[21247] in bugtraq
Re: smbd remote file creation vulnerability
daemon@ATHENA.MIT.EDU (Olaf Kirch)
Thu Jun 28 17:47:31 2001
Date: Thu, 28 Jun 2001 12:19:32 +0200
From: Olaf Kirch <okir@caldera.de>
To: Simple Nomad <thegnome@nmrc.org>
Cc: bugtraq@securityfocus.com
Message-ID: <20010628121932.B26878@monad.caldera.de>
Mime-Version: 1.0
Content-Type: text/plain; charset=us-ascii
Content-Disposition: inline
In-Reply-To: <Pine.LNX.4.33.0106261615280.27194-100000@www.nmrc.org>; from thegnome@nmrc.org on Tue, Jun 26, 2001 at 04:46:01PM -0400
On Tue, Jun 26, 2001 at 04:46:01PM -0400, Simple Nomad wrote:
> The limit on the netbios name length must include the ../../../ as a part
> of the name, so you've blown 9 characters right there to get to the root
> dir. Otherwise you could get to /etc/crontab or something and the exploit
> would not require a symlink. So the file can be created remotely, but as
> for the symlink that requires local access.
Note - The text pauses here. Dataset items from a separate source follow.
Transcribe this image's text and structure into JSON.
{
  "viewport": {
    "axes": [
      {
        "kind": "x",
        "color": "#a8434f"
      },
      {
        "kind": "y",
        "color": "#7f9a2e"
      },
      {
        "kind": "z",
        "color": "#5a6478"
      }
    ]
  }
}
Don't rely too much on the length limit. You may not have to go all the
way to the root. For instance, several platforms I've seen have /var/tmp.
Often, there are also /var/log/foobar directories owned by some special
foobar user - break that account first then hop on and become root.
> Of course you could try to point /tmp/x.log to ~personaldir/tmp/x.log
> which points to /etc/passwd, but that still won't work under the Openwall
> patch (just checked to make sure).
Does that patch keep an attacker from doing the following?
mkdir /tmp/x
ln -s /etc/passwd /tmp/x/.log
and sending a packet with a netbios name of ../../../tmp/x/
(which is 15 chars exactly)?
Or does it keep the attacker from doing this:
ln /etc/passwd /tmp/x.log
(note the absence of -s).
Olaf
--
Olaf Kirch | --- o --- Nous sommes du soleil we love when we play
okir@monad.swb.de | / | \ sol.dhoop.naytheet.ah kin.ir.samse.qurax
okir@caldera.de +-------------------- Why Not?! -----------------------
UNIX, n.: Spanish manufacturer of fire extinguishers.